Cybercrime is not always about stealing money - it can be about stealing data or information. We all remember the Apple Hacking breach last year, it advertises how easy it is for cyber criminals to access our data. Admittedly, thankfully I am not in the spotlight or indeed a celebrity, but it is still scary how accessible the private data (pictures, text messages, etc) for us ordinary consumers actually is.
As cyber criminals are becoming increasingly more sophisticated in their hacking methods standard security measures such as username and password (also known as one factor authentication) is more vulnerable than ever.
When checking my HSBC account and having to log on using both my password and my secure key, I thought how Two-Factor Authentication (2FA) could help protect other devices. 2FA is about having two types of credentials, usually something you know (like a password) and something you have (like a banking secure key or your fingerprint).2FA is not a new technology with it dating back to 1984 and has been used by the bigger banks and financial institutes for years for their employees to log on to systems remotely. Yet HSBC only brought in the secure key for consumers in 2011.
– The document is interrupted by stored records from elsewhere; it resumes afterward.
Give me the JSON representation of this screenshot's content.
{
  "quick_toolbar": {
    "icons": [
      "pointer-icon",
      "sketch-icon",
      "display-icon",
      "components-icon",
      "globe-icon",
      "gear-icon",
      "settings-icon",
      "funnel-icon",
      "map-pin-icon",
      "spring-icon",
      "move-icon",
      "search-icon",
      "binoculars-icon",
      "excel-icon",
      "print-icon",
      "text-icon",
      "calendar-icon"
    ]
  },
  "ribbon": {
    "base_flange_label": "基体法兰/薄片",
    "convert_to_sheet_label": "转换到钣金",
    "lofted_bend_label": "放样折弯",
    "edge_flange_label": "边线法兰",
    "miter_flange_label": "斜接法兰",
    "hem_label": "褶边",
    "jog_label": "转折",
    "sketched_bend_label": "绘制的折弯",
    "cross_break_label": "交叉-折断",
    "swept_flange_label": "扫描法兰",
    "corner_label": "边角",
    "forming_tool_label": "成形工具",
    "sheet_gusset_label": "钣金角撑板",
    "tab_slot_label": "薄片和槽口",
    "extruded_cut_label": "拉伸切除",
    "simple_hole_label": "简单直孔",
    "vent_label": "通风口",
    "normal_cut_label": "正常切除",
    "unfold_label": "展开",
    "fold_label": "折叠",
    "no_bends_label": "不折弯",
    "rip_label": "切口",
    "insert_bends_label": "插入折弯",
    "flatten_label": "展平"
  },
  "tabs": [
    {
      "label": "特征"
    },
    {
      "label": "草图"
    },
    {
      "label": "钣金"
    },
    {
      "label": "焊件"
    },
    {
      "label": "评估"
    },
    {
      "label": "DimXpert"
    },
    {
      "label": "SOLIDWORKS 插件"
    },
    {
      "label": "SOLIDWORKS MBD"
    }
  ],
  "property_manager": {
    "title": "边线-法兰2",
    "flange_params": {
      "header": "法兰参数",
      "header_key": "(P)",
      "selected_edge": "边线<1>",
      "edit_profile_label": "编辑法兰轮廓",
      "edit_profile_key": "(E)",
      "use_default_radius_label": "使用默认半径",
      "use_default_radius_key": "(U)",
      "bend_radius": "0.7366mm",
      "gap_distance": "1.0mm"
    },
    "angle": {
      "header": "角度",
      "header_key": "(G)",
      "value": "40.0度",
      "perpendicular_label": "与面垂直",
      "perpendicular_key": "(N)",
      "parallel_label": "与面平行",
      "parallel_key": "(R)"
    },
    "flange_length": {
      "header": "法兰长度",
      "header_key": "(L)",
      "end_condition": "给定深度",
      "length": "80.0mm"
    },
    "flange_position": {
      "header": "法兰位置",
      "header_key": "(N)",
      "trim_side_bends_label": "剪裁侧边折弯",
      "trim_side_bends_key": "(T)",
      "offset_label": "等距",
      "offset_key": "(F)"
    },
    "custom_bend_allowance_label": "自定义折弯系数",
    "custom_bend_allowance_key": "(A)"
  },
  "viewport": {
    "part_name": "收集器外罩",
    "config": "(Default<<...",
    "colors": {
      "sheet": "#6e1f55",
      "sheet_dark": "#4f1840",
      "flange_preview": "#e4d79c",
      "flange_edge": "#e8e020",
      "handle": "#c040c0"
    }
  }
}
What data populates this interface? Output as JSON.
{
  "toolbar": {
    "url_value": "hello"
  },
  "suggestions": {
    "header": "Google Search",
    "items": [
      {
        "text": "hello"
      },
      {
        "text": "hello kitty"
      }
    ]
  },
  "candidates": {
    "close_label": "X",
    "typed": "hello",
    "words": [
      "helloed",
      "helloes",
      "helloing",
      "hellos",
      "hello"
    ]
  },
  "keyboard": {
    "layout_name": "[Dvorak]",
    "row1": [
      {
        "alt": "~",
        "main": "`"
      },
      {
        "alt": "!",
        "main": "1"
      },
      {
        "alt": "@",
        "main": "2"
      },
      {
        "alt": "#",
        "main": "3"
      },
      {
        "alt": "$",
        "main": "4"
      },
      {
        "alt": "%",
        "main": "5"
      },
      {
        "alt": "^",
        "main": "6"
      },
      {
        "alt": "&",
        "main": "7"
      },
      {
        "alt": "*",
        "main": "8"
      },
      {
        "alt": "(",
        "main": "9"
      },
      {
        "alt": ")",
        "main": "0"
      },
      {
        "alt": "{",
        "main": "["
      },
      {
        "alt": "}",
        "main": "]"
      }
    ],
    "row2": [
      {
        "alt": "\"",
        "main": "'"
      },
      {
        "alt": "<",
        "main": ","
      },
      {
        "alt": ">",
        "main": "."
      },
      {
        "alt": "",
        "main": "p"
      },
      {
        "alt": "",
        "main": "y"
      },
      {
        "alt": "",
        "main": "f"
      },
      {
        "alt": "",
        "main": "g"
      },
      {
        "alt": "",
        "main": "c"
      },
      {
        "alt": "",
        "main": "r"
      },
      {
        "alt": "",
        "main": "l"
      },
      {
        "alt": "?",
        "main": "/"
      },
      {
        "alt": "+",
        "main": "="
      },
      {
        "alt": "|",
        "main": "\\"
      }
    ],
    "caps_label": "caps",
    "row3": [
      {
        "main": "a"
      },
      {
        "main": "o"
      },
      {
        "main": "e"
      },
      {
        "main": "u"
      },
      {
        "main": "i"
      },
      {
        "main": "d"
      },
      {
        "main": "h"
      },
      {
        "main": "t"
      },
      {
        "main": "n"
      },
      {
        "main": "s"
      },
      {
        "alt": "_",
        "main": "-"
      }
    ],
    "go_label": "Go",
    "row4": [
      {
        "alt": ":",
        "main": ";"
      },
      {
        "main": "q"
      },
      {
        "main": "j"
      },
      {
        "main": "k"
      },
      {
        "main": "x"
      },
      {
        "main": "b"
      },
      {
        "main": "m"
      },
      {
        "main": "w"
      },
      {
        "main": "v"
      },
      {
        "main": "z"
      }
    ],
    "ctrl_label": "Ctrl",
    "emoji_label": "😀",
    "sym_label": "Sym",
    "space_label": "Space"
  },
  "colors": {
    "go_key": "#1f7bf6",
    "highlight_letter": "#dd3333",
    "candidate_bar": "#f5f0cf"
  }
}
Should you have 2FA protection on your mobile phone or icloud account for example, the hacker would have to not only penetrate into the physical device (ie mobile phone or icloud account) but would also have to gain access to the cookies or tokens placed on the device by the authentication mechanism. Although it would not be impossible for cyber criminals to gain access, it certainly makes it much more difficult.
Two-factor authentication may not be the perfect and only solution but if using it for all of your devices that contain your private information (not only for internet banking) it would prove much harder to hack and will help to secure your data away from prying eyes.
2FA may not be the answer - but I think it would definitely help, but I would love to hear some of your thoughts?